Google (GOOG) unveiled a new tool for creating applications for Android smartphones Monday, seeking to make the process as easy as putting together a meal from a selection of frozen foods.

Google's App Inventor for Android offers blocks of software that perform different functions and allows folks to drag and drop the pieces together onto a viewer area, as seen in Google's video.

Examples of some applications that can be easily assembled include a GPS-locator app that's designed to remember where you parked your car or an app that automatically replies to text messages when you're driving with a message along the lines of "sorry, I'm driving and will contact you later."

No Programming Required

In an effort to take the edge off venturing off into the land of software developers, aka code crunchers, Google states on its App Inventor for Android site:

To use App Inventor, you do not need to be a developer. App Inventor requires NO programming knowledge. This is because instead of writing code, you visually design the way the app looks and use blocks to specify the app's behavior.
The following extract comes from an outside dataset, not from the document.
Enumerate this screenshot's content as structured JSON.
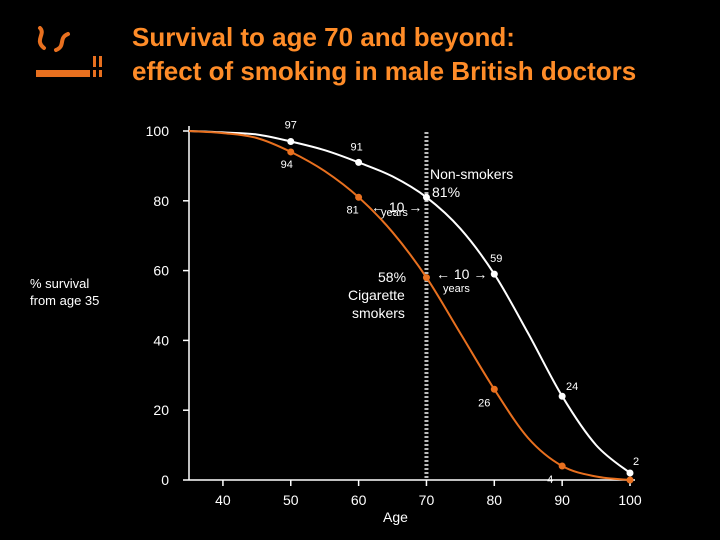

The App Inventor team has created blocks for just about everything you can do with an Android phone, as well as blocks for doing "programming-like" stuff-- blocks to store information, blocks for repeating actions, and blocks to perform actions under certain conditions. There are even blocks to talk to services like Twitter.

In developing its App Inventor for Android, Google is taking aim at the popularity and traction Apple's (AAPL) iPhone has amassed with outside developers. Google is not only looking to attract more outside developers to create the latest must-have applications for its Android-based phones but it's digging down to the next layer by seeking to attract everyday users and turning them into Android developers.

Google's Android operating system for mobile phones is powering a growing number of handsets made by such folks as Motorola (MOT), HTC and Samsung. Both Google and Apple are banking on the notion that the more useful a phone is, the better it is for their bottom line. And, as Apple has found, applications have been the force behind the success of its iPhone.